Will Bordill
- Born: William James Bordill 24 May 1993 (age 32) Sandbach, England
- Height: 6 ft 0 in (1.83 m)
- Weight: 96 kg (15 st 2 lb)
- University: Manchester Metropolitan University

Rugby union career
- Position: Loose forward

Amateur team(s)
- Years: Team / Apps / (Points)
- Preston Grasshoppers
- –: Ayr RFC

Senior career
- Years: Team / Apps / (Points)
- 2011–2013: Sale Sharks / 1 / (0)
- 2013–2016: Glasgow Warriors / 7 / (5)

International career
- Years: Team / Apps / (Points)
- Scotland U17
- Scotland U18
- 2011–2013: Scotland U20 / 19 / (0)
- –: Scotland Club XV

= Will Bordill =

Scottish rugby union player

William James Bordill (born 24 July 1993 in Sandbach) is a Scottish rugby union player who plays for the Ayr RFC at the loose forward position.

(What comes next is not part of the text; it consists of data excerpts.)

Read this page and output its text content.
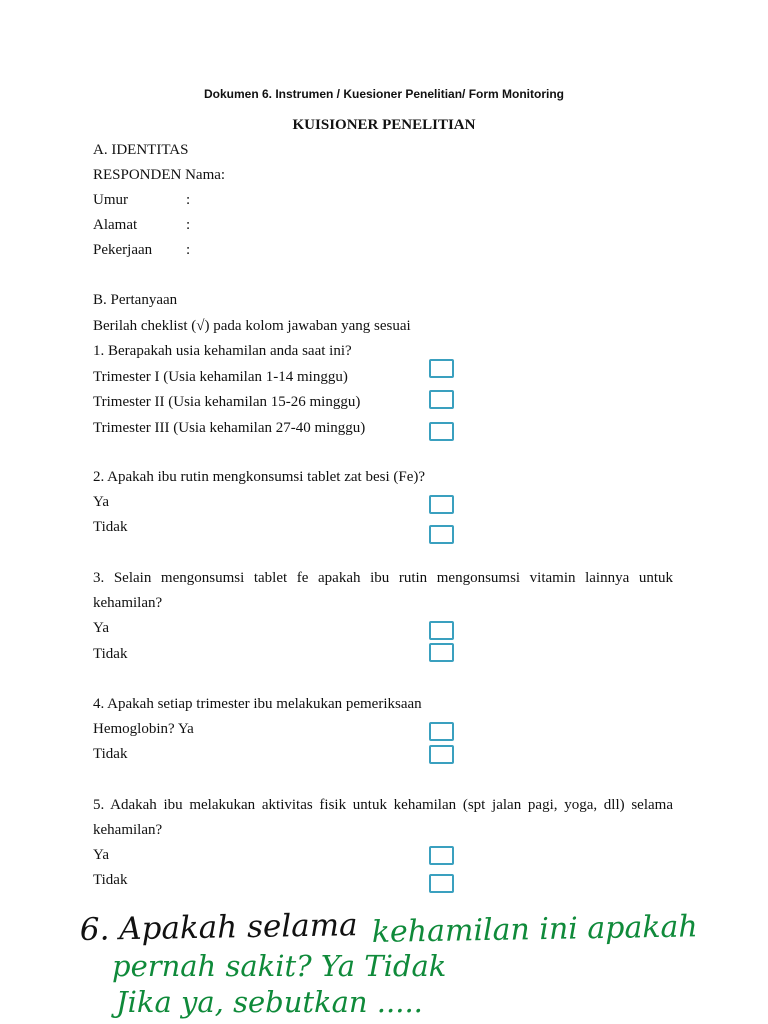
Dokumen 6. Instrumen / Kuesioner Penelitian/ Form Monitoring
KUISIONER PENELITIAN
A. IDENTITAS
RESPONDEN Nama:
Umur	:
Alamat	:
Pekerjaan :
B. Pertanyaan
Berilah cheklist (√) pada kolom jawaban yang sesuai
1. Berapakah usia kehamilan anda saat ini?
Trimester I (Usia kehamilan 1-14 minggu)
Trimester II (Usia kehamilan 15-26 minggu)
Trimester III (Usia kehamilan 27-40 minggu)
2. Apakah ibu rutin mengkonsumsi tablet zat besi (Fe)?
Ya
Tidak
3. Selain mengonsumsi tablet fe apakah ibu rutin mengonsumsi vitamin lainnya untuk
kehamilan?
Ya
Tidak
4. Apakah setiap trimester ibu melakukan pemeriksaan
Hemoglobin? Ya
Tidak
5. Adakah ibu melakukan aktivitas fisik untuk kehamilan (spt jalan pagi, yoga, dll) selama
kehamilan?
Ya
Tidak
6. Apakah selama kehamilan ini apakah
pernah sakit? Ya Tidak
Jika ya, sebutkan .....
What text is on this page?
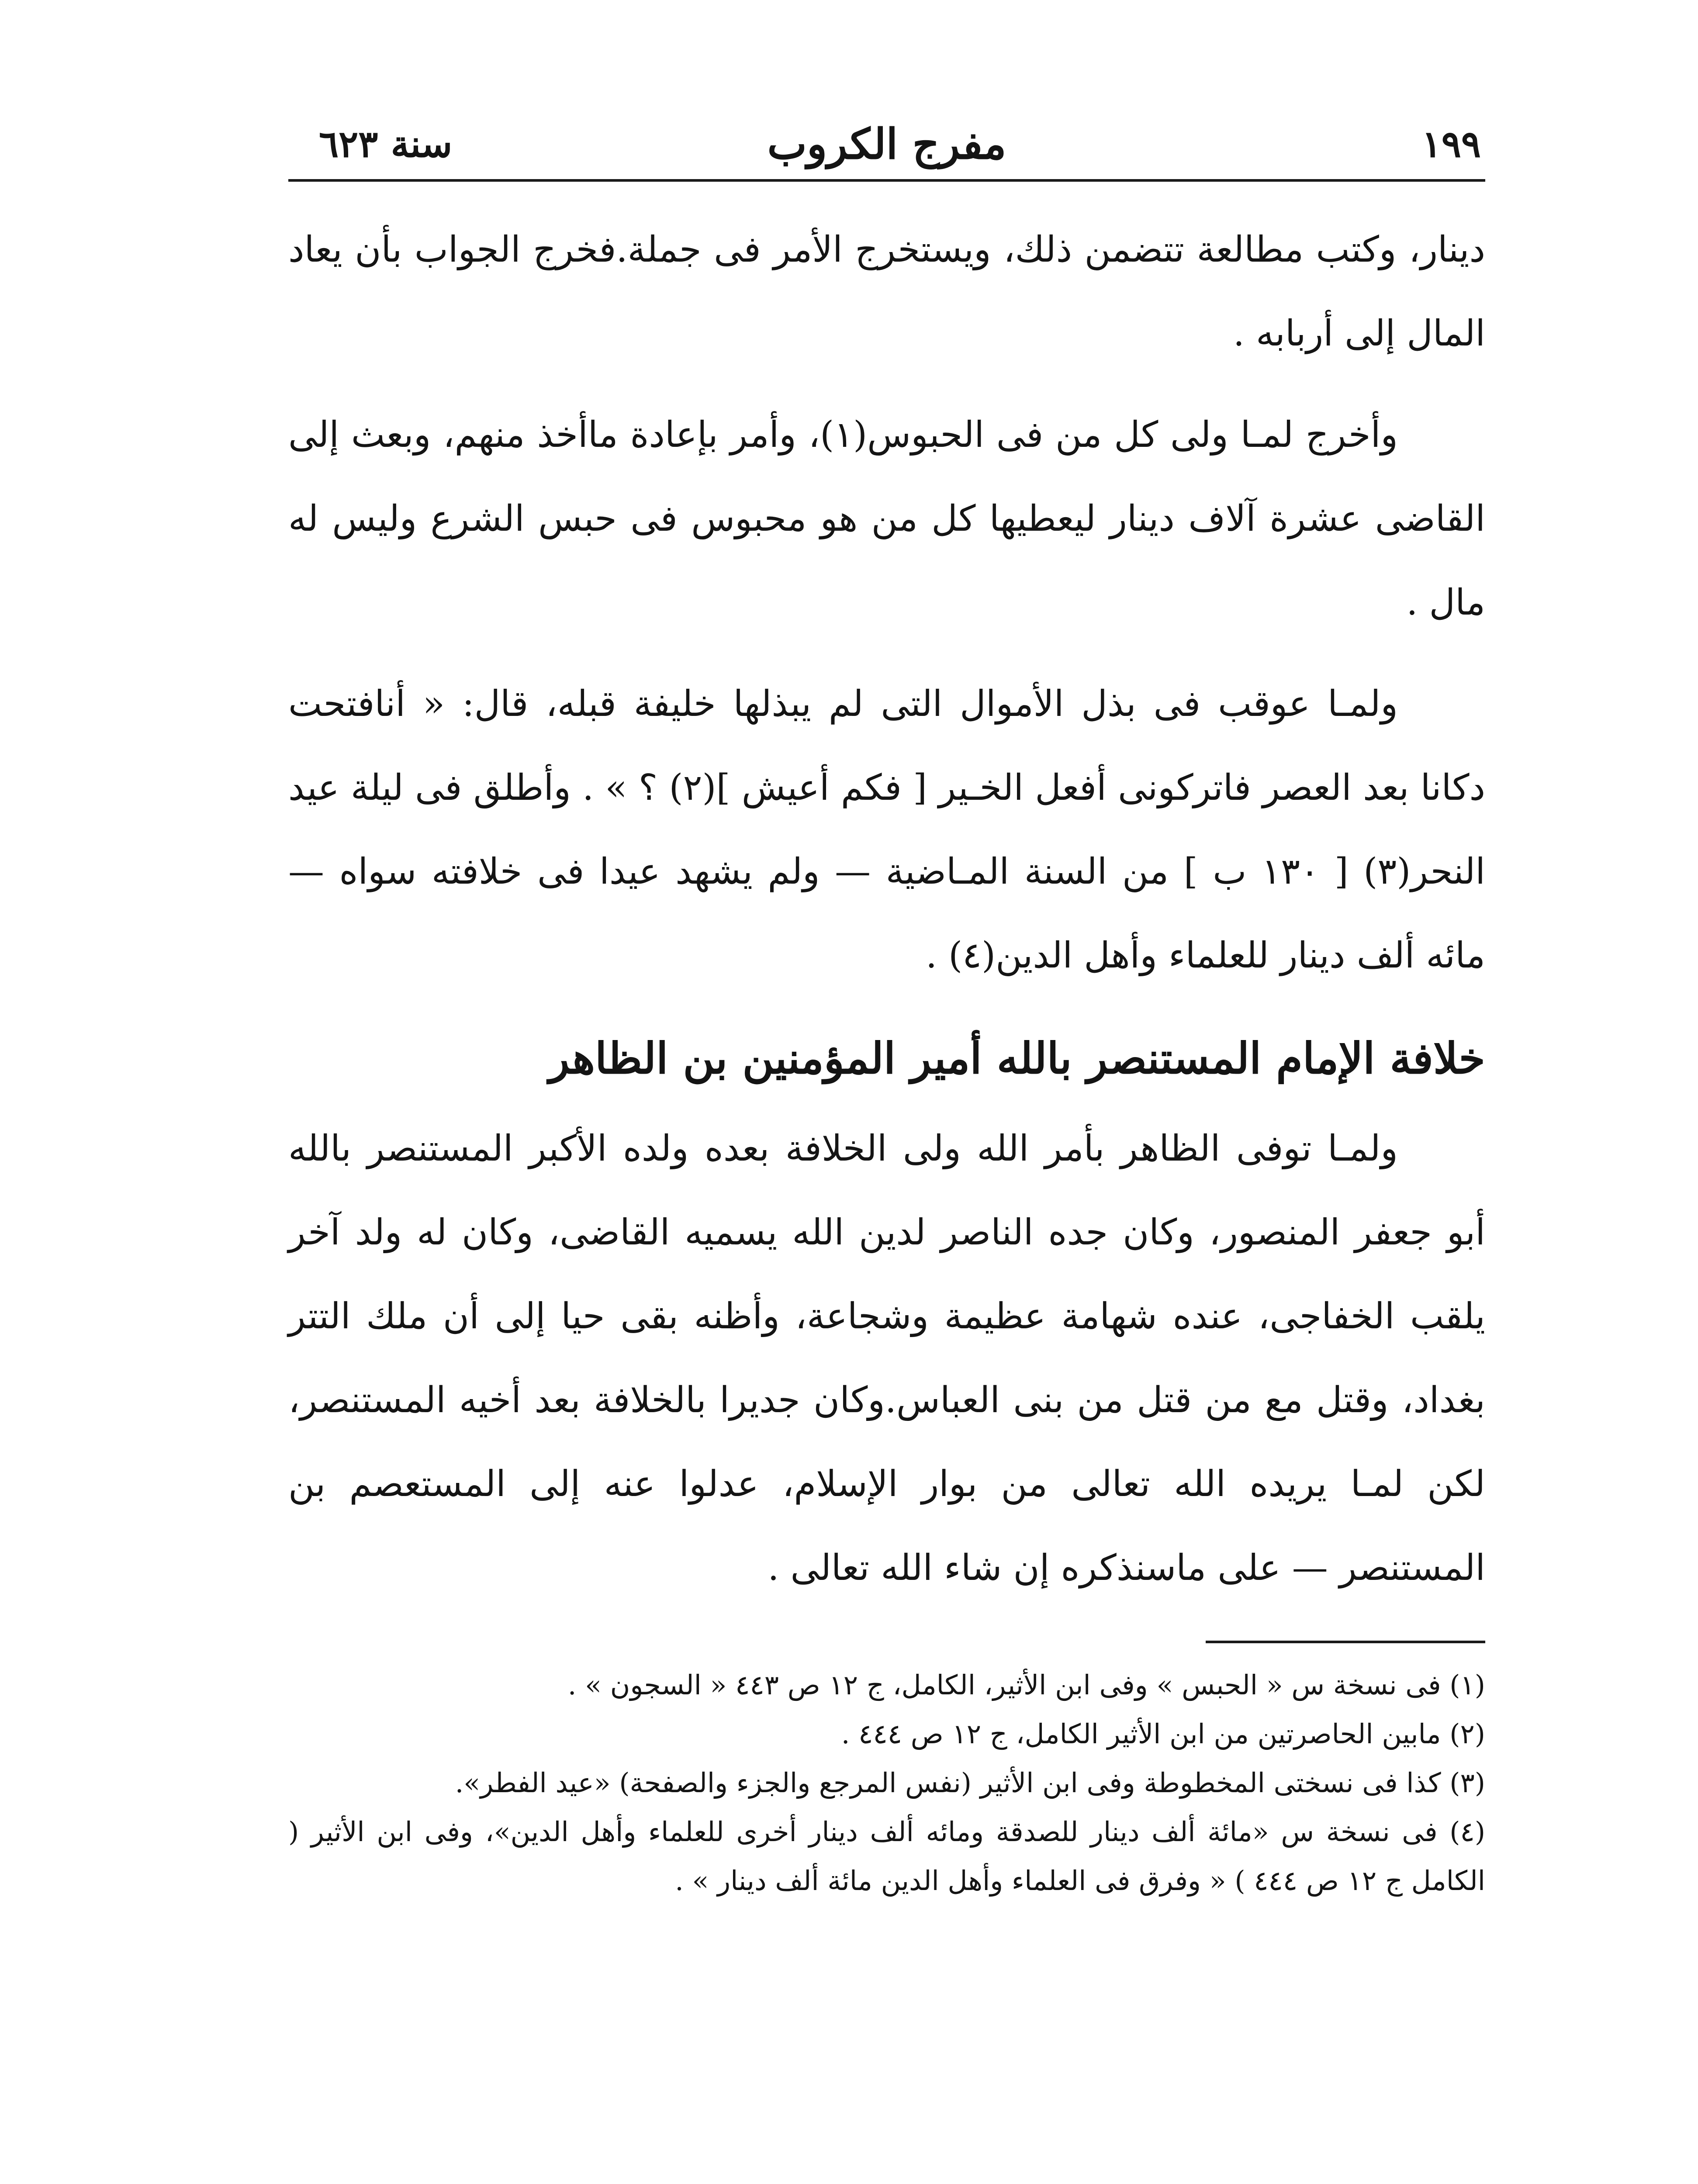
١٩٩
مفرج الكروب
سنة ٦٢٣

دينار، وكتب مطالعة تتضمن ذلك، ويستخرج الأمر فى جملة.فخرج الجواب بأن يعاد المال إلى أربابه .

وأخرج لمـا ولى كل من فى الحبوس(١)، وأمر بإعادة ماأخذ منهم، وبعث إلى القاضى عشرة آلاف دينار ليعطيها كل من هو محبوس فى حبس الشرع وليس له مال .

ولمـا عوقب فى بذل الأموال التى لم يبذلها خليفة قبله، قال: « أنافتحت دكانا بعد العصر فاتركونى أفعل الخـير [ فكم أعيش ](٢) ؟ » . وأطلق فى ليلة عيد النحر(٣) [ ١٣٠ ب ] من السنة المـاضية — ولم يشهد عيدا فى خلافته سواه — مائه ألف دينار للعلماء وأهل الدين(٤) .

خلافة الإمام المستنصر بالله أمير المؤمنين بن الظاهر

ولمـا توفى الظاهر بأمر الله ولى الخلافة بعده ولده الأكبر المستنصر بالله أبو جعفر المنصور، وكان جده الناصر لدين الله يسميه القاضى، وكان له ولد آخر يلقب الخفاجى، عنده شهامة عظيمة وشجاعة، وأظنه بقى حيا إلى أن ملك التتر بغداد، وقتل مع من قتل من بنى العباس.وكان جديرا بالخلافة بعد أخيه المستنصر، لكن لمـا يريده الله تعالى من بوار الإسلام، عدلوا عنه إلى المستعصم بن المستنصر — على ماسنذكره إن شاء الله تعالى .

(١) فى نسخة س « الحبس » وفى ابن الأثير، الكامل، ج ١٢ ص ٤٤٣ « السجون » .

(٢) مابين الحاصرتين من ابن الأثير الكامل، ج ١٢ ص ٤٤٤ .

(٣) كذا فى نسختى المخطوطة وفى ابن الأثير (نفس المرجع والجزء والصفحة) «عيد الفطر».

(٤) فى نسخة س «مائة ألف دينار للصدقة ومائه ألف دينار أخرى للعلماء وأهل الدين»، وفى ابن الأثير ( الكامل ج ١٢ ص ٤٤٤ ) « وفرق فى العلماء وأهل الدين مائة ألف دينار » .
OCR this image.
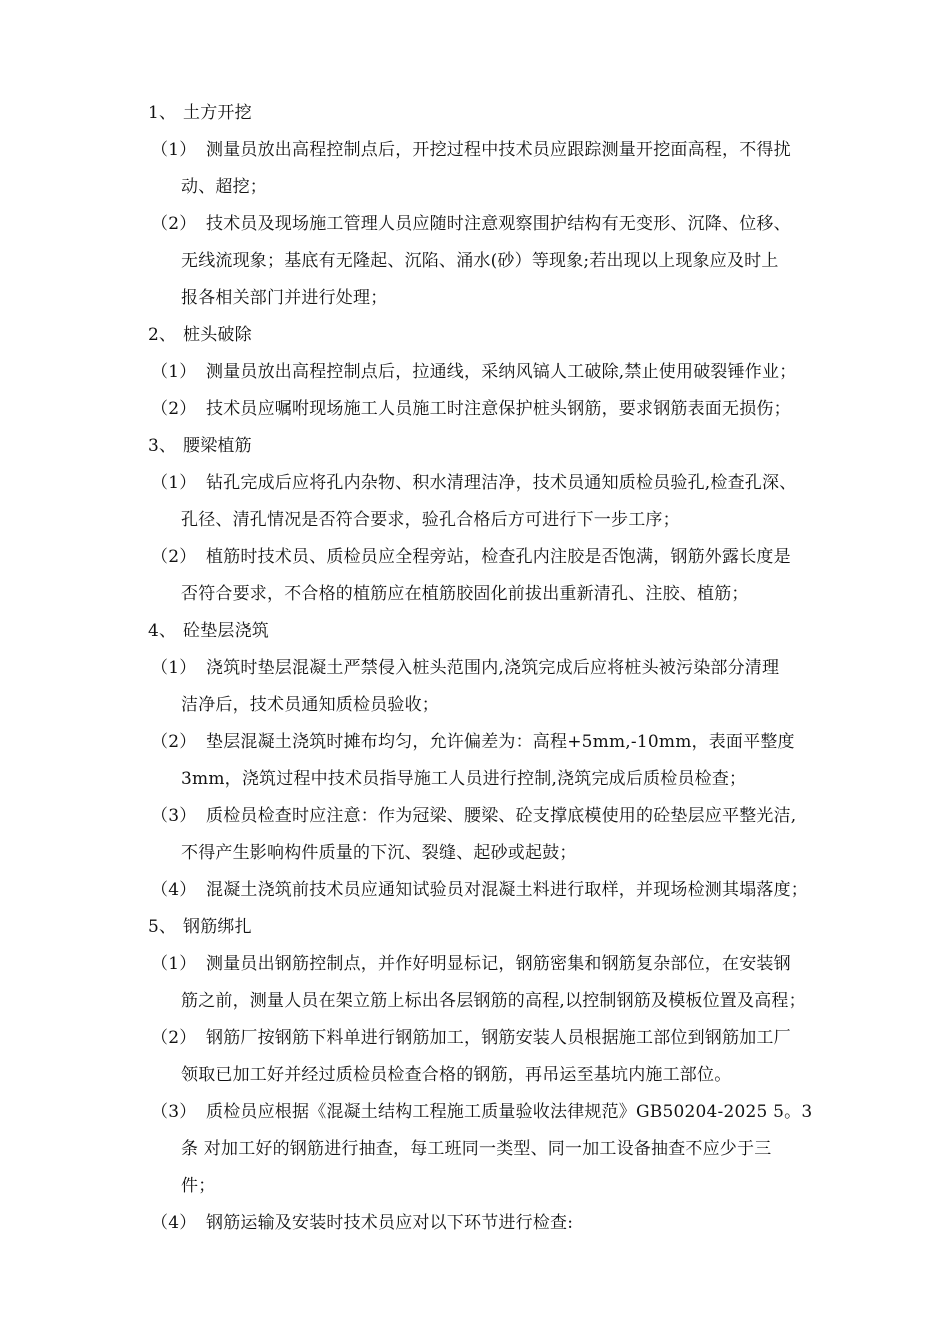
1、 土方开挖
（1） 测量员放出高程控制点后，开挖过程中技术员应跟踪测量开挖面高程，不得扰
动、超挖；
（2） 技术员及现场施工管理人员应随时注意观察围护结构有无变形、沉降、位移、
无线流现象；基底有无隆起、沉陷、涌水(砂）等现象;若出现以上现象应及时上
报各相关部门并进行处理；
2、 桩头破除
（1） 测量员放出高程控制点后，拉通线，采纳风镐人工破除,禁止使用破裂锤作业；
（2） 技术员应嘱咐现场施工人员施工时注意保护桩头钢筋，要求钢筋表面无损伤；
3、 腰梁植筋
（1） 钻孔完成后应将孔内杂物、积水清理洁净，技术员通知质检员验孔,检查孔深、
孔径、清孔情况是否符合要求，验孔合格后方可进行下一步工序；
（2） 植筋时技术员、质检员应全程旁站，检查孔内注胶是否饱满，钢筋外露长度是
否符合要求，不合格的植筋应在植筋胶固化前拔出重新清孔、注胶、植筋；
4、 砼垫层浇筑
（1） 浇筑时垫层混凝土严禁侵入桩头范围内,浇筑完成后应将桩头被污染部分清理
洁净后，技术员通知质检员验收；
（2） 垫层混凝土浇筑时摊布均匀，允许偏差为：高程+5mm,-10mm，表面平整度
3mm，浇筑过程中技术员指导施工人员进行控制,浇筑完成后质检员检查；
（3） 质检员检查时应注意：作为冠梁、腰梁、砼支撑底模使用的砼垫层应平整光洁,
不得产生影响构件质量的下沉、裂缝、起砂或起鼓；
（4） 混凝土浇筑前技术员应通知试验员对混凝土料进行取样，并现场检测其塌落度；
5、 钢筋绑扎
（1） 测量员出钢筋控制点，并作好明显标记，钢筋密集和钢筋复杂部位，在安装钢
筋之前，测量人员在架立筋上标出各层钢筋的高程,以控制钢筋及模板位置及高程；
（2） 钢筋厂按钢筋下料单进行钢筋加工，钢筋安装人员根据施工部位到钢筋加工厂
领取已加工好并经过质检员检查合格的钢筋，再吊运至基坑内施工部位。
（3） 质检员应根据《混凝土结构工程施工质量验收法律规范》GB50204-2025 5。3
条 对加工好的钢筋进行抽查，每工班同一类型、同一加工设备抽查不应少于三
件；
（4） 钢筋运输及安装时技术员应对以下环节进行检查:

He formerly played for Glasgow Warriors.
Bordill played for Glasgow Warriors from 2013 to 2016. When not involved with the Warriors, he played for Ayr RFC.

He has represented Scotland at various age grades and at Club XV.

In 2016, he was released by the Warriors and now solely plays for Ayr.